For those enslaved at Mount Vernon, marriage represented the opportunity to exercise choice in a life that afforded little, if any, personal control over basic life issues including occupation, housing, clothing, and freedom of movement. However, even this decision had limitations. When one member of a couple lived at a plantation other than Mount Vernon, the pair planning to marry first needed permission from George Washington, as long-distance marriages necessitated a certain amount of traveling back and forth between the two plantations. Getting the permission of a master would have been in keeping with a 1785 Virginia law that stated that enslaved people could not travel away from home without a pass or letter of authorization from a master, employer, or overseer.2

The distance was a significant stress factor in marriages. Of the 96 married enslaved people working on Washington's five farms in 1799, only 36 lived in the same household as their spouse and children. Another 38 had spouses living on one of Washington's other farms, dictated by work assignments.
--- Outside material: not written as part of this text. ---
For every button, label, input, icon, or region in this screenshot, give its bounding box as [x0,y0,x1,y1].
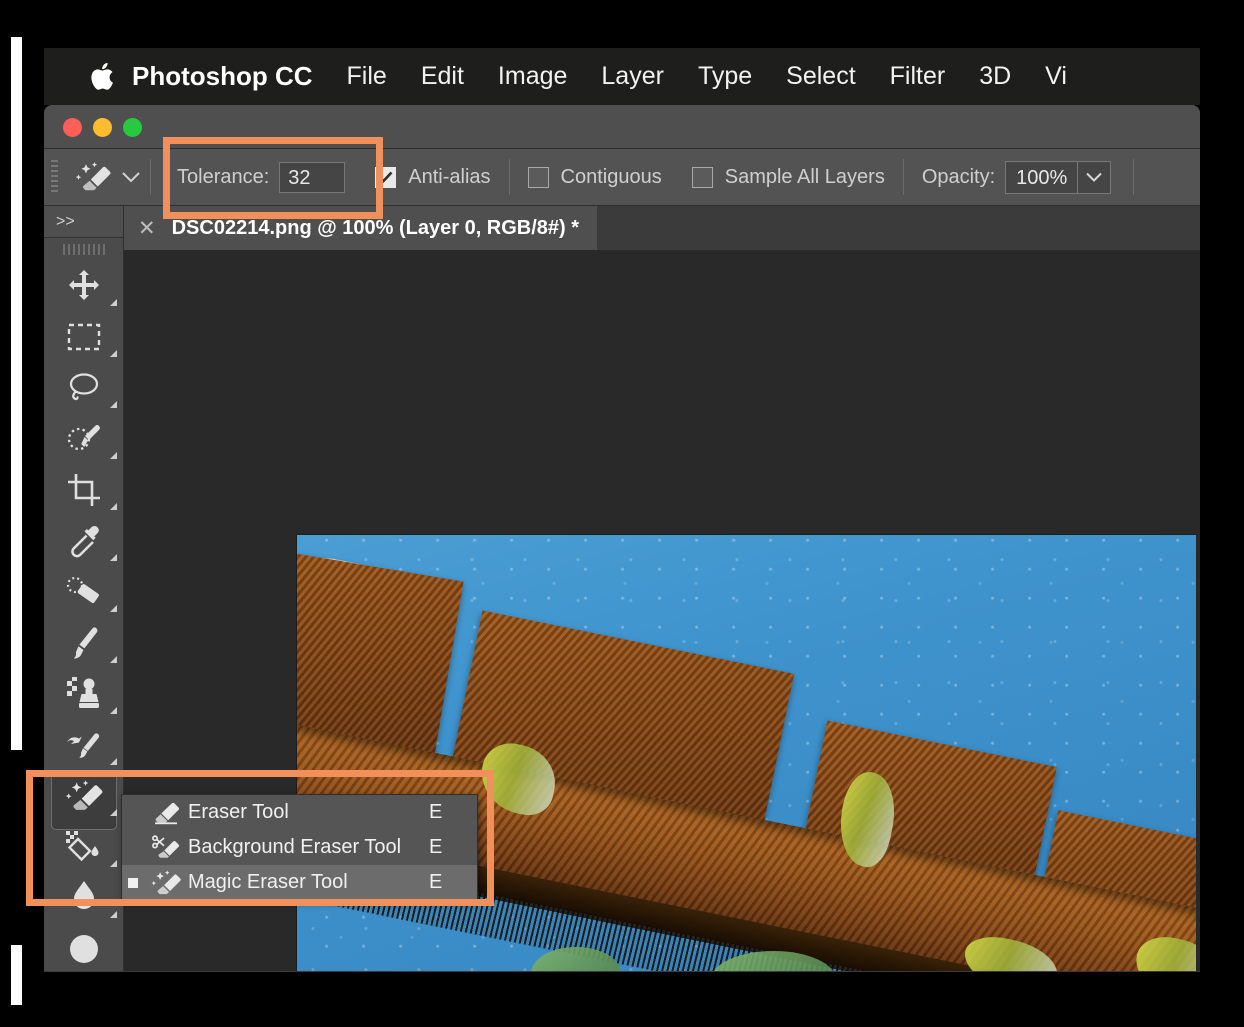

These marriages produced a large number of children. At least 293 babies were born to enslaved women at Mount Vernon between 1750 and 1799. In 1799, on the four outlying farms, the average age of the enslaved workers was 20.94 years. Only 8.68% of the people were sixty years old or more, while 58.45% were under the age of nineteen. 34.70% of those enslaved were younger than nine.3

There were also enslaved people of mixed race on the estate. There is evidence that a number of these people were the result of relationships between enslaved women and hired and indentured men. Mount Vernon was similar in this regard to Virginia as a whole. Around the time of the American Revolution, roughly 5% of people enslaved in Virginia were of a mixed background.4

 

Mary V. Thompson
Research Historian
George Washington's Mount Vernon

 

Notes:
1. For the list of enslaved people at Mount Vernon in 1799, see "Negroes Belonging to George Washington in his own right and by Marriage," [June 1799] and "A List of Negroes Hired From Mrs. French, 15 July 1799" (hereafter referred to as the 1799 Slave List), in George Washington, The Writings of George Washington, Vol. 37, ed. John C. Fitzpatrick (Washington, DC: United States Government Printing Office, 1944), 256-268, 308-9.

2. Virginia, The Statutes at Large: Being a Collection of All the Laws of Virginia, from the First Session of the Legislature, in the Year 1619, Vol. 13, ed. William Waller Hening (Richmond, VA, 1823), 182; see also a similar law of October 1784 in Virginia, Statutes at Large, Vol. 6, 109.

3. Figures derived from the 1799 Slave List.

4. Philip D. Morgan and Michael L. Nicholls, "Slave Flight: Mount Vernon, Virginia, and the Wider Atlantic World," in George Washington's South, eds. Tamara Harvey and Greg O'Brien (Gainesville, FL: University Press of Florida, 2004), 212.